---
name: rebase
description: Use when rebasing the current branch onto main or another base branch. Auto-detects the base branch, handles conflicts gracefully, and supports squashing commits. Use this whenever the user says rebase, wants to update their branch, sync with main, or clean up commit history before a PR.
---

# Rebase

Rebase the current branch onto the base branch. Handle conflicts gracefully.

## Phase 1 — Analyze

### Step 1: Detect the base branch

Try these in order:

1. **Check for a PR:** `gh pr view --json baseRefName -q '.baseRefName'`. If a PR exists, use its base branch.
2. **Try main:** `git rev-parse --verify origin/main 2>/dev/null`. If it exists, use `origin/main`.
3. **Try master:** `git rev-parse --verify origin/master 2>/dev/null`. If it exists, use `origin/master`.

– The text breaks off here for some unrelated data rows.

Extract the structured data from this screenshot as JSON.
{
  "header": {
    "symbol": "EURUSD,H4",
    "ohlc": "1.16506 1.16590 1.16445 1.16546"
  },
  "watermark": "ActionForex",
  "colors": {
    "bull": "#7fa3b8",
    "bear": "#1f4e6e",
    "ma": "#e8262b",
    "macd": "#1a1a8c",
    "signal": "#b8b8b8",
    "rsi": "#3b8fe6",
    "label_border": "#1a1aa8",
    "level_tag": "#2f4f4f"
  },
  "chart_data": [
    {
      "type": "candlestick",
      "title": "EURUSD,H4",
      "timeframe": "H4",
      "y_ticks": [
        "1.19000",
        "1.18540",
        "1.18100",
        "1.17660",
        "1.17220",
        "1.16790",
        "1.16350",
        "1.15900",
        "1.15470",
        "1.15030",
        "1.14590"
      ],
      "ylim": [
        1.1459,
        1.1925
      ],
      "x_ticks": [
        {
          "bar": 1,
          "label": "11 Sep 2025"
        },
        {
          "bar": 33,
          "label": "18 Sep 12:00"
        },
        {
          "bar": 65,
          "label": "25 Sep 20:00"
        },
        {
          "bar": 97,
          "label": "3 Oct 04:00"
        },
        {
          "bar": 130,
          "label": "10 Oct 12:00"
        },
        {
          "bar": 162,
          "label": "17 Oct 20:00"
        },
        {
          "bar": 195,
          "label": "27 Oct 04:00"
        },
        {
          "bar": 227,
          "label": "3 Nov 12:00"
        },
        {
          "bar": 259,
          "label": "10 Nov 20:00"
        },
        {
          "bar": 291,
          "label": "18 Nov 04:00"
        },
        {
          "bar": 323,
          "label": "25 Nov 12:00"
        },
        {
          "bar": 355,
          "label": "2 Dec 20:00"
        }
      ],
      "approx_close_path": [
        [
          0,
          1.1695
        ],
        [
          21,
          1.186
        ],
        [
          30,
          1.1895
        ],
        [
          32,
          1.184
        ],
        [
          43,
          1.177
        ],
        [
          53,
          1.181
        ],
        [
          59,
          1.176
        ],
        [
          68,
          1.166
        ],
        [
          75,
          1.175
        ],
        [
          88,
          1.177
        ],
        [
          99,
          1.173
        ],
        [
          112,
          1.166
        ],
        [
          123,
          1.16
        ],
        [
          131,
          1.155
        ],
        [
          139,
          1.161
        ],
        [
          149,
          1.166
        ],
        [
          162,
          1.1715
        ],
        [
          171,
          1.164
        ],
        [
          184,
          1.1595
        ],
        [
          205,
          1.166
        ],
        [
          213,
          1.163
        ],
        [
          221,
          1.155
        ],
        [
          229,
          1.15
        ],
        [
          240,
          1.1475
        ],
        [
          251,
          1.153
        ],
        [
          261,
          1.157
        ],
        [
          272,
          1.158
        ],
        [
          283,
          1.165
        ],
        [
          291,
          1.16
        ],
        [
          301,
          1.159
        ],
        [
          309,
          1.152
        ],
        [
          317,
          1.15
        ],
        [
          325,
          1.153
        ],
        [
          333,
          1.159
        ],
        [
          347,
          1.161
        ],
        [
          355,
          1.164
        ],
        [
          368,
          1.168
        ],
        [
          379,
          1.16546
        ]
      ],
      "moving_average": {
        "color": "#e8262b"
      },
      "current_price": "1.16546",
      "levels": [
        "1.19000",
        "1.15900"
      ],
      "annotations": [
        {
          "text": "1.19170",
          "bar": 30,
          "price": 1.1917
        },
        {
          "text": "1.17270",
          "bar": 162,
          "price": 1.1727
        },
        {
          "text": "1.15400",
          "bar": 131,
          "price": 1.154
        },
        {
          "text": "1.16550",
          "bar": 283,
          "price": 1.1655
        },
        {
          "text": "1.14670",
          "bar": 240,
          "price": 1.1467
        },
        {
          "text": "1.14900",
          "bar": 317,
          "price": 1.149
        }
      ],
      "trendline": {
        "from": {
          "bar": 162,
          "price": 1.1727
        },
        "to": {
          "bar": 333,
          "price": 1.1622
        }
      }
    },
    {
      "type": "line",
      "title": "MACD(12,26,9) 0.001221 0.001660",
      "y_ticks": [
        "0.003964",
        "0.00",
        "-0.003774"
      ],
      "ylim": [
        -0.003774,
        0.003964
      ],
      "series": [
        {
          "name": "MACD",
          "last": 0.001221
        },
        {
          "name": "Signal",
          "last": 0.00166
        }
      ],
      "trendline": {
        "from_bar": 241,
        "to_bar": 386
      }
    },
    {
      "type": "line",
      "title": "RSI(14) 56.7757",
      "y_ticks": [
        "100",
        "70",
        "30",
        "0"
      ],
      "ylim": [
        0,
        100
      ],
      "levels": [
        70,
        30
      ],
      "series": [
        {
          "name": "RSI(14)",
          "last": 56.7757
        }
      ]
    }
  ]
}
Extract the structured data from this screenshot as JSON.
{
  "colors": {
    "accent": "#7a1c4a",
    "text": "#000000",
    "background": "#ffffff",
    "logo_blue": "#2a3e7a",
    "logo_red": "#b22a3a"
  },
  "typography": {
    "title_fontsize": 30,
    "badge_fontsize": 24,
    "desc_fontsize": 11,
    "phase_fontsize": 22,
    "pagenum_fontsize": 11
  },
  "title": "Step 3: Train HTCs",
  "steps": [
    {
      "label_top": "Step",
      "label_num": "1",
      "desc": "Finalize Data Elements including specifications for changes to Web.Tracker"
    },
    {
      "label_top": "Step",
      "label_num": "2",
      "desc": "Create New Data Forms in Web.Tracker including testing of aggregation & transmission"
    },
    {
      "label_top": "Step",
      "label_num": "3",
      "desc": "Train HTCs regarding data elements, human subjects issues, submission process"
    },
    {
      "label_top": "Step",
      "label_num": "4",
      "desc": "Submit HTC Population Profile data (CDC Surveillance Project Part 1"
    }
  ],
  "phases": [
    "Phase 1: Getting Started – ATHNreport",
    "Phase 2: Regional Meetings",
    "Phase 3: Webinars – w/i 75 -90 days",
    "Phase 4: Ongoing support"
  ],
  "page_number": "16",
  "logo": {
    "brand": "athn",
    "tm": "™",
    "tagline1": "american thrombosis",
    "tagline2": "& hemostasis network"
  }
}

Store the result as `<base>`.

### Step 2: Check prerequisites

- `git status` — if there are uncommitted changes, **STOP**. Ask the user to commit or stash first.
- Check for an in-progress rebase: look for `.git/rebase-merge` or `.git/rebase-apply`. If found, ask the user if they want to `--continue`, `--abort`, or `--skip`.

### Step 3: Fetch latest

```bash
git fetch origin <base>
```

### Step 4: Assess the situation

- `git log origin/<base>..HEAD --oneline` — commits on this branch
- `git log HEAD..origin/<base> --oneline` — new commits on base since divergence
- `git diff --stat origin/<base>..HEAD` — summary of branch changes

### Step 5: Predict conflicts

- `git diff --name-only origin/<base>..HEAD` — files changed on branch
- `git diff --name-only HEAD..origin/<base>` — files changed on base
- Intersect: files changed in both are conflict candidates
- Report: **"N files potentially conflicting: `<list>`"**

## Phase 2 — Confirm

Present to the user:

- **Current branch** and **base branch**
- **Commits to rebase:** count and list
- **New commits on base:** count
- **Potential conflict files** (if any)
- Options:
  - a) **Rebase** — replay commits on updated base
  - b) **Rebase and squash** — combine all commits into one (if user requested)
  - c) **Cancel**

Wait for confirmation.

## Phase 3 — Execute

### Standard rebase

```bash
git rebase origin/<base>
```

Do NOT use the `-i` flag — interactive mode requires terminal input that is not available in agent contexts.

### Handling conflicts

If the rebase stops with conflicts:

1. `git status` to identify conflicted files
2. Read each conflicted file in full
3. Understand both sides: read the commit messages for context
4. Resolve the conflict by editing the file — remove all conflict markers
5. `git add <resolved-file>`
6. `git rebase --continue`
7. Repeat if more conflicts arise

If conflicts are too complex to resolve confidently: `git rebase --abort` and report to the user.

### Squash (if requested)

Since `-i` is unavailable, use the soft-reset pattern:

```bash
git rebase origin/<base>
git reset --soft origin/<base>
git commit -m "$(cat <<'EOF'
type(scope): combined commit message

Body summarizing all squashed changes.
EOF
)"
```

## Phase 4 — Verify

- `git log --oneline -10` to show the new history
- `git diff --stat origin/<base>..HEAD` to confirm changes are preserved
- Report: **"Rebased N commits onto origin/`<base>`. Branch is now up to date."**

## Edge Cases

- **Already up to date:** Report and stop.
- **Dirty working tree:** STOP. Ask to commit or stash.
- **Rebase in progress:** Detect via `.git/rebase-merge` or `.git/rebase-apply`. Ask user: continue, abort, or skip.
- **Merge commits on branch:** Warn that rebase will linearize history, removing merge commits.
- **Branch already pushed:** Warn that rebasing will require a force-push to update the remote. Suggest using the push skill with force after rebase.